El Niño & La Niña: What they Mean in East Texas

El Niño & La Niña: What they Mean in East Texas

            I am sure many of you like I, have been watching the weather channel and heard them state that the weather was being caused by either El Niño or La Niña. Each time I heard this I eagerly waited for them to explain what they meant, but they never did. Well, I thought it might be time to clear up what these two weather patterns really are and what they mean for us here in East Texas. Especially since the weather channels are now reporting a break in the recent La Niña.

El Niño is a name for the unusual warming of the ocean’s surface, which occurs every 2 to 7 years along the equator in the central and eastern Pacific. During a strong El Niño, surface temperatures can rise as much as 15°F greater than normal over an immense area. The addition of this heat and humidity source to the global atmospheric circulation is known to disrupt weather and climate patterns in regions around the world. *It is important to note that this heating up places humidity into the atmosphere.
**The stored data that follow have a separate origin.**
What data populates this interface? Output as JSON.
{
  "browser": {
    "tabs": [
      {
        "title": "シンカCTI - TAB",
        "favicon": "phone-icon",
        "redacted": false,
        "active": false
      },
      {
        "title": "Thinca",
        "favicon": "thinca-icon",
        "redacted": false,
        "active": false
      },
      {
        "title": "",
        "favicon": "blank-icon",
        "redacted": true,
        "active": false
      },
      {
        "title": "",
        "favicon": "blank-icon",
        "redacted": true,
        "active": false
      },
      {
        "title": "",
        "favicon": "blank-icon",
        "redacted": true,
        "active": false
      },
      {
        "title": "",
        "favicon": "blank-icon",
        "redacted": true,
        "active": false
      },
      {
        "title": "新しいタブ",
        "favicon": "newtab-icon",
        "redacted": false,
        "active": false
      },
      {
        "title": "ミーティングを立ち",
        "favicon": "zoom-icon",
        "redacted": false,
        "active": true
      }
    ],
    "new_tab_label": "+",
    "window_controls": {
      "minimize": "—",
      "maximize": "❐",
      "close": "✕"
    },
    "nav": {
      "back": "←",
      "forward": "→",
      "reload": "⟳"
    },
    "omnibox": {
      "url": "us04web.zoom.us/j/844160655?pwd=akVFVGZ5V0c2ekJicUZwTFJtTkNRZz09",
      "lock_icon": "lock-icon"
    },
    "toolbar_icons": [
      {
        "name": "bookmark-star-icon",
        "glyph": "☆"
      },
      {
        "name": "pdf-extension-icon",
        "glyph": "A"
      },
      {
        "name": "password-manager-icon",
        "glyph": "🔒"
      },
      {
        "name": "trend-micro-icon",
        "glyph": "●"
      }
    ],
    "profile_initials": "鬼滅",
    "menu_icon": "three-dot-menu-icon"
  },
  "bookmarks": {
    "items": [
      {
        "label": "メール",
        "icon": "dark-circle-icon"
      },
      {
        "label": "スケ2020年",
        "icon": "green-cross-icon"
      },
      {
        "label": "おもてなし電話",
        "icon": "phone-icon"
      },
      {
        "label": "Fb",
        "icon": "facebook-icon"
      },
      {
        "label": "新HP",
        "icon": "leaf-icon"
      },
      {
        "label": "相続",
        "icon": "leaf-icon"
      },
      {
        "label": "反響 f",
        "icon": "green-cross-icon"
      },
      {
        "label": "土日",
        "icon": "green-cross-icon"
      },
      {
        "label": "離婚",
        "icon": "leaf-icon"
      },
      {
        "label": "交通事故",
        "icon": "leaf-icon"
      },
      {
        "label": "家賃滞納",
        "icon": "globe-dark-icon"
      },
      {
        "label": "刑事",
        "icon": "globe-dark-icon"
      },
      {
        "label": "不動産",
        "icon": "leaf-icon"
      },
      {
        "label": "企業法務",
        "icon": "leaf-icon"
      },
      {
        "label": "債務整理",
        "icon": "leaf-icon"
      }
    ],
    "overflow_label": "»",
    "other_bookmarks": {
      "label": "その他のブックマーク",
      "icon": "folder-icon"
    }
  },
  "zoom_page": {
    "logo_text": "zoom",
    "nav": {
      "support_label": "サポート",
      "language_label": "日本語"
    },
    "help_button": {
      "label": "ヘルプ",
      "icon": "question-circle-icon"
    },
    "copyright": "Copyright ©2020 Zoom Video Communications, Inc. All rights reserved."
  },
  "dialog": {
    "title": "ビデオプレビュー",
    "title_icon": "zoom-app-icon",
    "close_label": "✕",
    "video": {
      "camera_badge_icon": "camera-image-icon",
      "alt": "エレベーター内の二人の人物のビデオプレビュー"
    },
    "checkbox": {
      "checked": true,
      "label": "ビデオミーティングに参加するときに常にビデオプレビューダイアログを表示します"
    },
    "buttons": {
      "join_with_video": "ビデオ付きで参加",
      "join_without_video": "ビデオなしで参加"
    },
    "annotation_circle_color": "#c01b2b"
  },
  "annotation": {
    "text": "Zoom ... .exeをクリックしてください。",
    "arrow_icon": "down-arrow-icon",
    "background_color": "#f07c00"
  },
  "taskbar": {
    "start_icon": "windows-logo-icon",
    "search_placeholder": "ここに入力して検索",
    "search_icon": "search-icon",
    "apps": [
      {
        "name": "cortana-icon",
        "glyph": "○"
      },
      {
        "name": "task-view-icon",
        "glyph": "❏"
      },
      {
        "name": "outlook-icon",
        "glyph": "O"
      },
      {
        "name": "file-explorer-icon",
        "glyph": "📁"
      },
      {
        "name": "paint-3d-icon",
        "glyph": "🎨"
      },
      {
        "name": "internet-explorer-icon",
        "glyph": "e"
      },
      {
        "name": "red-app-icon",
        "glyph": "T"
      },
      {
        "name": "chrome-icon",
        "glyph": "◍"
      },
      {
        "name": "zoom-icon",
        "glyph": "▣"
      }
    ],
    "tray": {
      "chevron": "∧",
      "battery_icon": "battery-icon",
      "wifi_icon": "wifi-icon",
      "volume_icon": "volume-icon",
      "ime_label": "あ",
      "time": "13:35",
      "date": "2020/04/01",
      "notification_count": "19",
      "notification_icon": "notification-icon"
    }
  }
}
The same region of the Pacific Ocean can also turn colder than normal, though not quite as extreme as an El Niño event. These periods of colder than normal sea surface temperatures are known as La Niña and occur as often as the better-known El Niño. Because La Niña has a near opposite development than its counterpart El Niño, it also has a near opposite effect on weather patterns. We are not always in an El Niño or La Niña climate event and those off years are referred to as Neutral years. Neutral is the term for when neither El Niño nor La Niña are present in the Pacific. The majority – about half – of all years are classified as neutral years.

So, what does this all mean for us in East Texas? Well, it is complicated. As you may have gathered, El Niño will move North pushing humidity along the way until it reaches the U.S. West coast and eventually finding its way into Texas. While this will bring rain and cooler temperatures, it is hard to pinpoint when and how much it will bring. Another issue is that some months may be dryer, yes dryer than normal during an El Niño climate event. However, the emphasis is on the fact that it does bring in rain. If you think back to the years of 2015 to 2017, those were the last years that at least saw parts of an El Niño pattern. Developing seemingly right after El Niño in 2017, was a La Niña pattern. Looking at the national weather maps and even some more locally, you can see the dryness and higher temperatures that La Niña has brought. While the effects may be very small here in Nacogdoches as of the moment, our fellow producers in the Panhandle and bordering West states are certainly feeling the effects of La Niña.

This morning (6/4/18) while watching some good ol’ RFD-TV weather, it was mentioned that an observed “break” of La Niña had happened in the Pacific. While it may still be some ways off from us, we can at least look to the future and hope for improved weather conditions for our pastures, ponds, and lawns.